Featured on: http://www.findresonance.com

“I was born in Tehran, raised in Hamburg and attended university in London. From my early childhood years I had an insatiable hunger for self-actualization. At 22, after a disillusioning three years of undergraduate school in Marketing and Advertising, I enrolled in a yoga /meditation teacher training in India. Driven by a deepened curiosity for human behavior, I came back to London for an MA in Social Anthropology and worked as a country reports producer around the world. Inspired by the notion of potential, I came to NY in 2009, and gradually discovered my professional calling. In NY, I encountered the path of Tibetan Buddhism and began studying under my root teacher H.H the 14th Dalai Lama. In 2013 I founded Neural Beings, my coaching practice, which is built on the foundation of Buddhist psychology and Western science.”

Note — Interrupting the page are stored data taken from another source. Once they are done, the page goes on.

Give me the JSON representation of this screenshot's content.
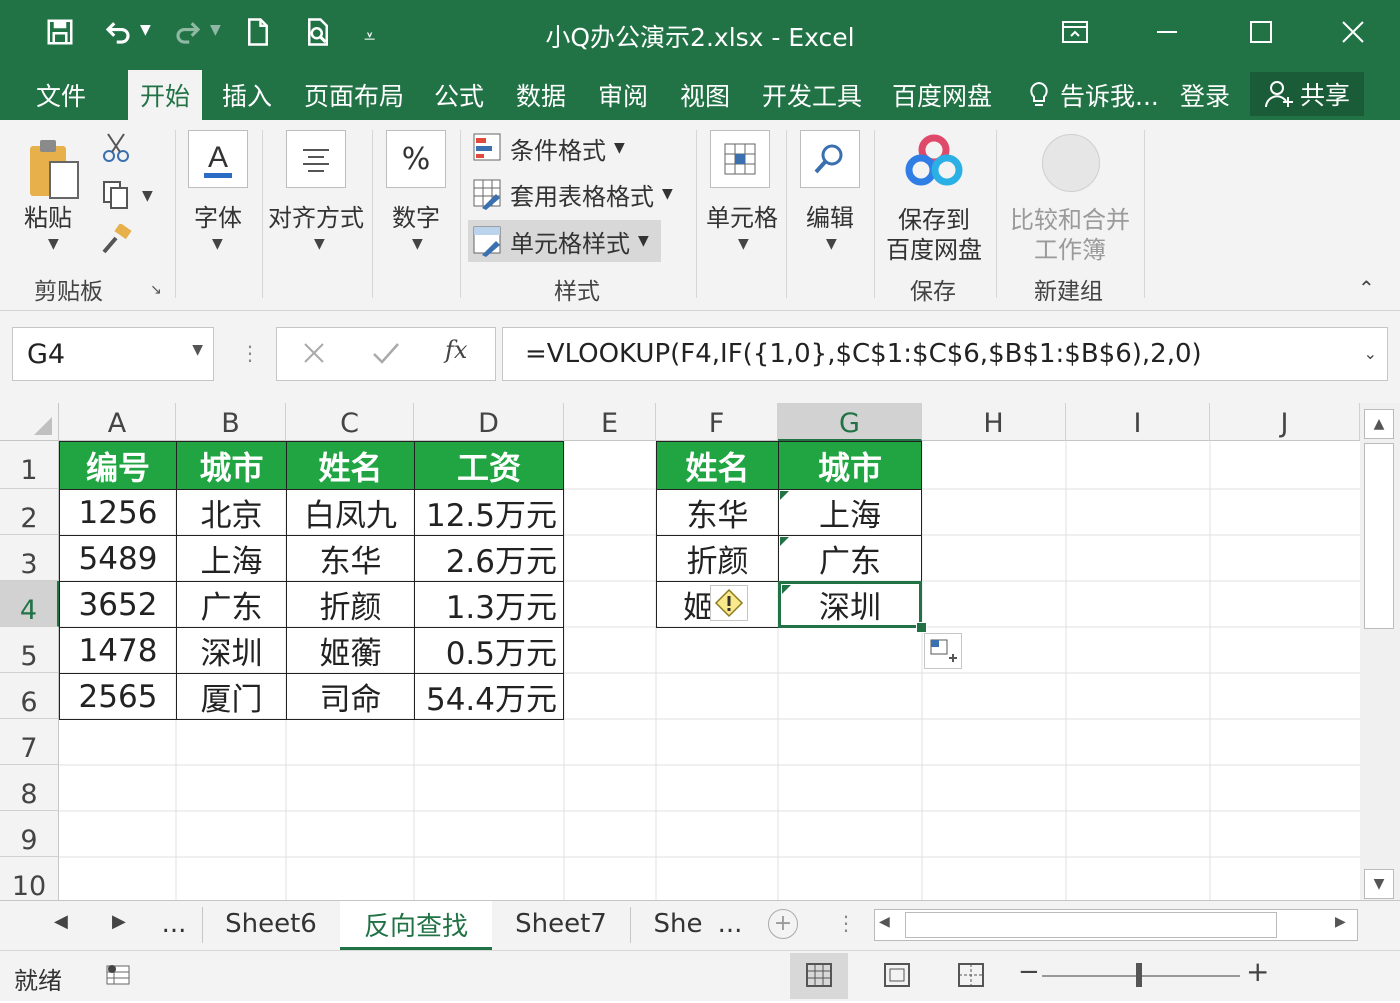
{
  "window": {
    "title": "小Q办公演示2.xlsx - Excel"
  },
  "ribbon_tabs": [
    "文件",
    "开始",
    "插入",
    "页面布局",
    "公式",
    "数据",
    "审阅",
    "视图",
    "开发工具",
    "百度网盘"
  ],
  "tell_me": "告诉我...",
  "login": "登录",
  "share": "共享",
  "ribbon": {
    "paste": "粘贴",
    "clipboard": "剪贴板",
    "font": "字体",
    "align": "对齐方式",
    "number": "数字",
    "cond_format": "条件格式",
    "table_format": "套用表格格式",
    "cell_style": "单元格样式",
    "styles": "样式",
    "cells": "单元格",
    "editing": "编辑",
    "save_to_line1": "保存到",
    "save_to_line2": "百度网盘",
    "save_group": "保存",
    "compare_line1": "比较和合并",
    "compare_line2": "工作簿",
    "new_group": "新建组"
  },
  "formula_bar": {
    "name_box": "G4",
    "formula": "=VLOOKUP(F4,IF({1,0},$C$1:$C$6,$B$1:$B$6),2,0)"
  },
  "grid": {
    "columns": [
      "A",
      "B",
      "C",
      "D",
      "E",
      "F",
      "G",
      "H",
      "I",
      "J"
    ],
    "rows": [
      "1",
      "2",
      "3",
      "4",
      "5",
      "6",
      "7",
      "8",
      "9",
      "10"
    ],
    "table1": {
      "headers": [
        "编号",
        "城市",
        "姓名",
        "工资"
      ],
      "rows": [
        [
          "1256",
          "北京",
          "白凤九",
          "12.5万元"
        ],
        [
          "5489",
          "上海",
          "东华",
          "2.6万元"
        ],
        [
          "3652",
          "广东",
          "折颜",
          "1.3万元"
        ],
        [
          "1478",
          "深圳",
          "姬蘅",
          "0.5万元"
        ],
        [
          "2565",
          "厦门",
          "司命",
          "54.4万元"
        ]
      ]
    },
    "table2": {
      "headers": [
        "姓名",
        "城市"
      ],
      "rows": [
        [
          "东华",
          "上海"
        ],
        [
          "折颜",
          "广东"
        ],
        [
          "姬",
          "深圳"
        ]
      ]
    }
  },
  "sheets": [
    "...",
    "Sheet6",
    "反向查找",
    "Sheet7",
    "She",
    "..."
  ],
  "status": {
    "ready": "就绪"
  },
  "colors": {
    "excel_green": "#217346",
    "header_green": "#21a542"
  }
}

When did you start meditating?

I started meditating at the age of 22. That’s 11 years ago.

How do you incorporate mindfulness/meditation in your life? 

Mindfulness, to me, is synonymous for awareness. It is a more acute intelligence that underlies all actions of body, speech and mind. Being mindful is the most systematic way of enhancing one’s quality of life and alleviating suffering for oneself and others.

As a practitioner of Tibetan Buddhism, the very preliminary practice of meditation is mindfulness practice – in order to stabilize the mind and nervous system and then go deeper into analytical mediations and more elaborate visualization techniques rooted in the 2,500 year old tradition that began with the historical Shakyamuni Buddha.

My intention is to be as aware as possible throughout the day, and to practice “listening” which is a skillful way of taming mental noise.

Mindfulness practice allows me to remain attentive to my subjective experience moment to moment, and also enables me to be present and relate more authentically with others. I believe that we ‘exist’ in relation to others, and therefore, the deeper we can relate to ourselves the more empathically we can relate to others.

Currently, I study at the Nalanda Institute for Contemplative Science at Tibet House and practice yoga within the Vedic and Tibetan Buddhist traditions.